The children looked at him uncomprehendingly.

He jumped down off the artificial hill, and as he did, his baggy red clothes billowed in the wind, transformed into a pair of grotesque wings.

Clasping his hands behind him, he paced back and forth in front of the children. From time to time he wiped his mouth with his sleeve or spit on the glossy stone floor. Suddenly he stopped, raised an arm that was thin as a goat’s leg, and waved it in the air.

‘Listen to me, children,’ he said sternly. ‘You have never been human beings, not since the day you were born. Your parents sold you, like pigs or goats! So from now on, I’ll stomp anyone who cries for his mommy or daddy!’

He shook his clawlike hand and roared at the top of his lungs. The moon lit up his pale little face, from which two green lights emerged. Two of the boys burst into tears.

‘No crying!’ he screamed.

Reaching into the cluster of children, he dragged out the two crying boys and drove his fist into each of their little bellies, sending them thudding to the floor, where they rolled around like basketballs.

He laid down the law: ‘I’ll do the same to anybody I catch crying!’

The huddle of children grew tighter. None dared to cry.

‘Just wait,’ he said. ‘Leave the search for brightness up to me.’

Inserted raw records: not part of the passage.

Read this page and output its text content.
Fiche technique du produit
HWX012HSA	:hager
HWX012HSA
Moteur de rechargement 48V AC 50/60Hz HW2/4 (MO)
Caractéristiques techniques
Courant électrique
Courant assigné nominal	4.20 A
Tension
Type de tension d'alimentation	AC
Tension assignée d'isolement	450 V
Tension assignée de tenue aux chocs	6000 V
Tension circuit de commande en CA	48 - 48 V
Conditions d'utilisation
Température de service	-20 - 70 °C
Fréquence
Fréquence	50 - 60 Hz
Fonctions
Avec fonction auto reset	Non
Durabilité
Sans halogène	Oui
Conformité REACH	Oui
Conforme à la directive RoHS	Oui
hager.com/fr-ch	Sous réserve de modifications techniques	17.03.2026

He immediately commenced a search of the strange and very large room, hugging the walls like a prowling cat. Near the door he stopped and looked up at four lamp cords hanging in a row from the ceiling. He reached up, but the cords were a good three feet from the tip of his middle finger. He jumped a couple of times, but even with plenty of spring in his legs, he barely halved the distance. So, moving away from the wall, he dragged over a willow tree welded out of iron, climbed to the top, then grabbed the lamp cords and gave them a hard tug. With a crackle, all the lights in the room snapped on. There were neon lights, incandescent lamps, tungsten lamps, white lights, blue lights, red lights, green lights, and yellow lights. There were lights on the walls, lights in the ceiling, lights on the artificial hill, and lights on the artificial trees. The lights were blinding and multi-hued, like heaven and earth in a fairy-tale world. Forgetting their miseries and their worries, the children clapped and shouted joyously.

The little demon curled his lip derisively as he marveled over the masterpiece he had created. Then he went to the corner, where he picked up a ring of brass bells and shook them vigorously. Peals rang out, drawing the boys’ rapt attention. He wrapped the bells, which seemed to have been put there just for him, around his waist, spit out a mouthful of phlegm, and said:

Children, do you know where all this light comes from? No, you don’t. You’re from remote, backward villages where you smash rocks to make fire, so of course you don’t know where it comes from. I’ll tell you. The source of this light is called electricity.’

The children listened without making a peep. The red moon had receded from the room, leaving behind a row of gleaming eyes. The two boys who had been knocked to the ground climbed to their feet.

Is electricity good?’ he asked.

‘Yes, it is!’ the boys replied in unison.